The Bureau alleged that Franklin violated the loan originator compensation rule by paying its loan originators quarterly bonuses based on the terms and conditions of the loans. The quarterly bonuses were paid based on a percentage of the funds in the loan originator’s expense account, which allegedly was funded in part by a “retained rebate” determined by the interest rate on the loan. The challenged conduct ended in October 2013.

The Bureau alleged violations of Regulation Z and the provision in Title X of the Dodd-Frank Act making it unlawful to offer consumers financial products that are not in conformity with federal consumer financial law. Franklin did not admit or deny the allegations in the complaint, and it issued a press release denying the Bureau’s allegations.

Although there are no allegations in the Bureau’s complaint indicating any consumers actually were steered to higher priced loans as a result of the challenged practices, it appears that the $730,000 in restitution constitutes the amount paid in bonuses.
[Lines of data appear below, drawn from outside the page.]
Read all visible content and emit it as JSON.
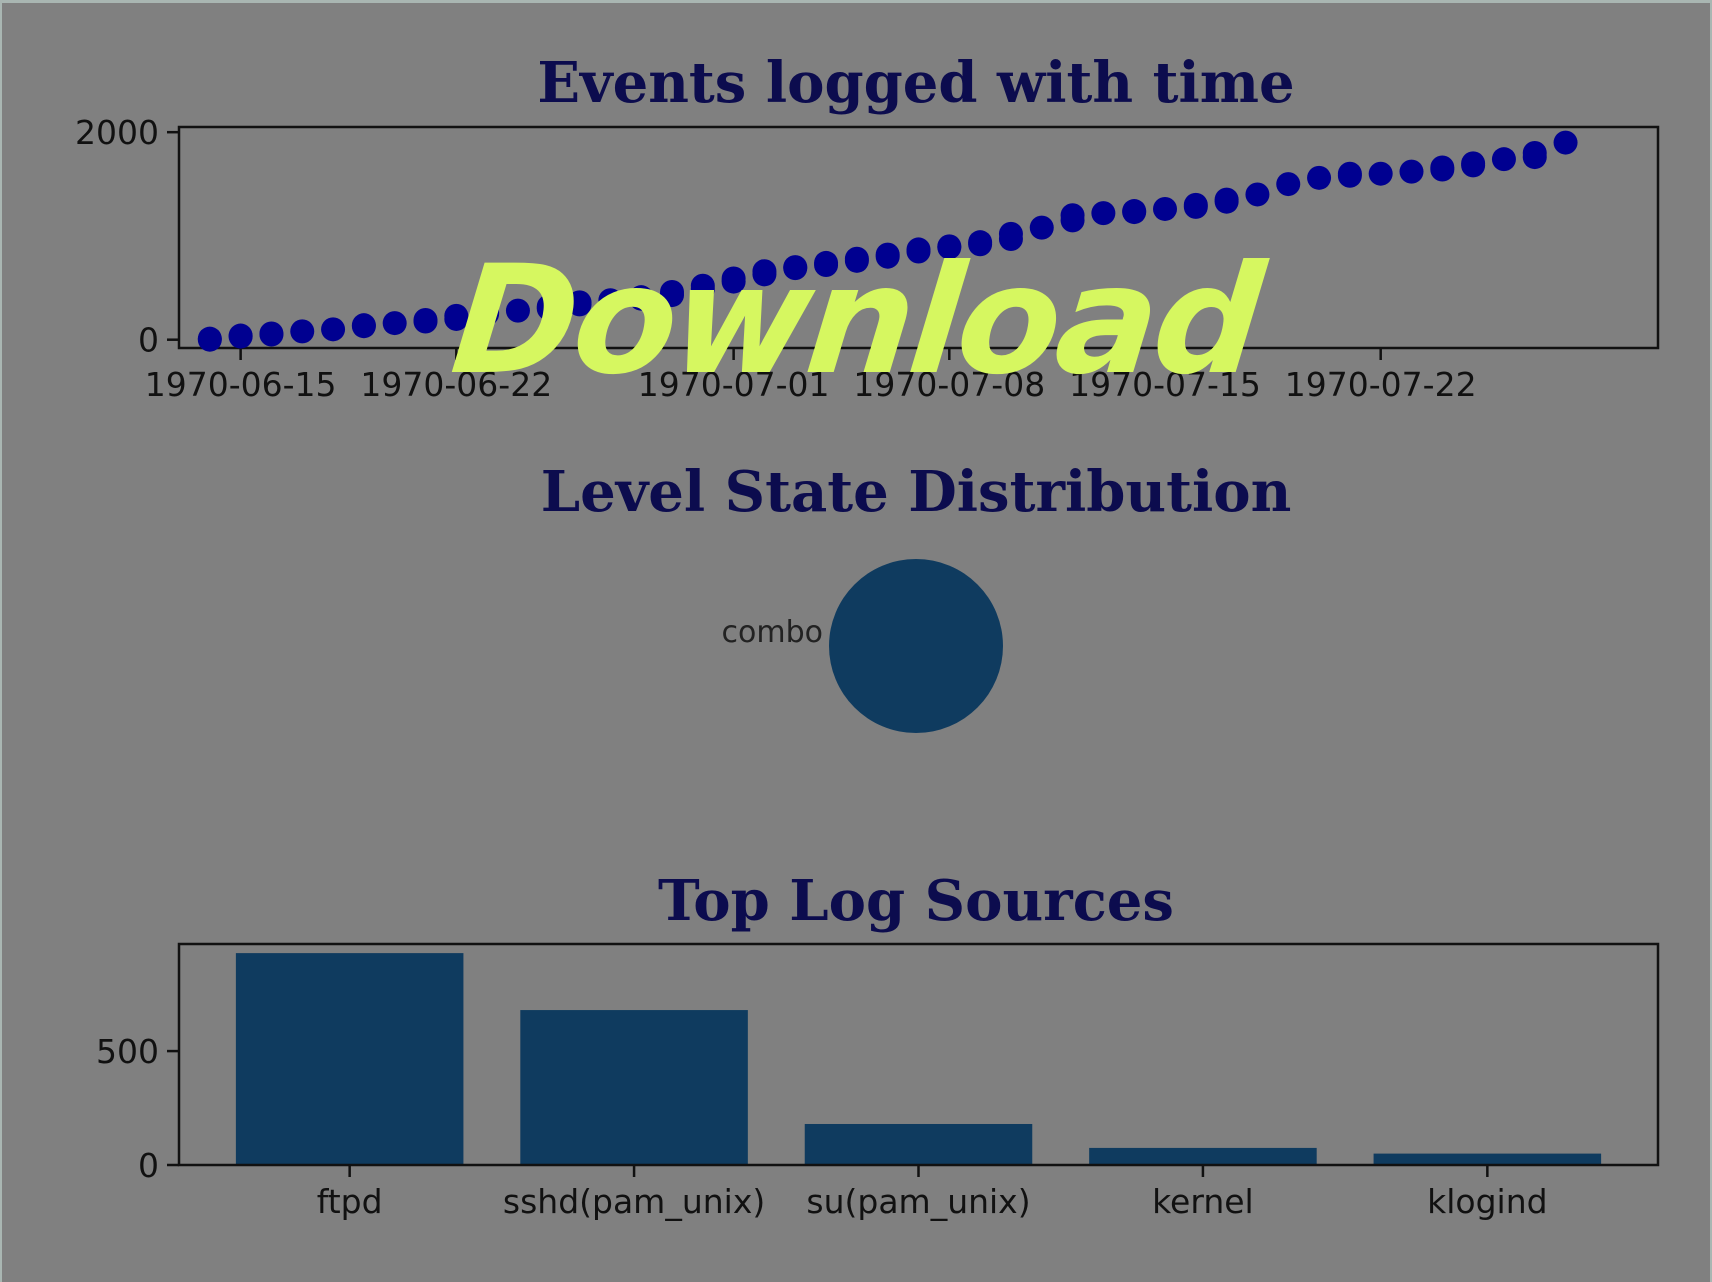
{
  "overlay": {
    "download_label": "Download"
  },
  "colors": {
    "page_border": "#a9b6b2",
    "figure_background": "#808080",
    "title_text": "#0c0c4e",
    "scatter_points": "#000090",
    "bars_and_pie": "#0f3b5f",
    "overlay_text": "#d6f760"
  },
  "chart_data": [
    {
      "type": "scatter",
      "title": "Events logged with time",
      "xlabel": "",
      "ylabel": "",
      "x_axis": "date",
      "xlim": [
        "1970-06-13",
        "1970-07-31"
      ],
      "xticks": [
        "1970-06-15",
        "1970-06-22",
        "1970-07-01",
        "1970-07-08",
        "1970-07-15",
        "1970-07-22"
      ],
      "ylim": [
        -80,
        2050
      ],
      "yticks": [
        0,
        2000
      ],
      "grid": false,
      "series": [
        {
          "x": [
            "1970-06-14",
            "1970-06-14",
            "1970-06-15",
            "1970-06-15",
            "1970-06-16",
            "1970-06-16",
            "1970-06-17",
            "1970-06-18",
            "1970-06-19",
            "1970-06-19",
            "1970-06-20",
            "1970-06-21",
            "1970-06-21",
            "1970-06-22",
            "1970-06-22",
            "1970-06-23",
            "1970-06-23",
            "1970-06-24",
            "1970-06-25",
            "1970-06-25",
            "1970-06-26",
            "1970-06-26",
            "1970-06-27",
            "1970-06-28",
            "1970-06-28",
            "1970-06-29",
            "1970-06-29",
            "1970-06-30",
            "1970-06-30",
            "1970-07-01",
            "1970-07-01",
            "1970-07-02",
            "1970-07-02",
            "1970-07-03",
            "1970-07-03",
            "1970-07-04",
            "1970-07-04",
            "1970-07-05",
            "1970-07-05",
            "1970-07-06",
            "1970-07-06",
            "1970-07-07",
            "1970-07-07",
            "1970-07-08",
            "1970-07-08",
            "1970-07-09",
            "1970-07-09",
            "1970-07-10",
            "1970-07-10",
            "1970-07-11",
            "1970-07-12",
            "1970-07-12",
            "1970-07-13",
            "1970-07-14",
            "1970-07-14",
            "1970-07-15",
            "1970-07-16",
            "1970-07-16",
            "1970-07-17",
            "1970-07-17",
            "1970-07-18",
            "1970-07-19",
            "1970-07-20",
            "1970-07-21",
            "1970-07-21",
            "1970-07-22",
            "1970-07-23",
            "1970-07-24",
            "1970-07-24",
            "1970-07-25",
            "1970-07-25",
            "1970-07-26",
            "1970-07-27",
            "1970-07-27",
            "1970-07-28"
          ],
          "y": [
            0,
            10,
            30,
            40,
            50,
            60,
            80,
            100,
            130,
            140,
            160,
            175,
            190,
            200,
            230,
            250,
            265,
            280,
            300,
            320,
            340,
            360,
            380,
            395,
            410,
            430,
            460,
            490,
            520,
            560,
            590,
            630,
            660,
            690,
            700,
            720,
            740,
            760,
            780,
            800,
            820,
            850,
            870,
            890,
            900,
            920,
            940,
            970,
            1020,
            1080,
            1150,
            1200,
            1220,
            1230,
            1240,
            1260,
            1280,
            1300,
            1330,
            1350,
            1400,
            1500,
            1560,
            1580,
            1600,
            1600,
            1620,
            1640,
            1660,
            1680,
            1700,
            1740,
            1760,
            1800,
            1900
          ]
        }
      ]
    },
    {
      "type": "pie",
      "title": "Level State Distribution",
      "slices": [
        {
          "label": "combo",
          "value": 100
        }
      ]
    },
    {
      "type": "bar",
      "title": "Top Log Sources",
      "xlabel": "",
      "ylabel": "",
      "categories": [
        "ftpd",
        "sshd(pam_unix)",
        "su(pam_unix)",
        "kernel",
        "klogind"
      ],
      "values": [
        930,
        680,
        180,
        75,
        50
      ],
      "ylim": [
        0,
        970
      ],
      "yticks": [
        0,
        500
      ],
      "grid": false
    }
  ]
}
The Bureau did not require Franklin to pay a civil monetary penalty “based on Franklin’s financial condition and the Bureau’s desire to maximize relief directly from Franklin Loan to affected consumers.” The Consent Order includes the Bureau’s typical, onerous compliance obligations.

Loan originator compensation continues to be a hot-button issue for the Bureau. This is the second consent order that the Bureau has filed based on violations of these rules. Regulated entities should anticipate that the Bureau will focus on loan originator compensation issues in it’s examinations as well.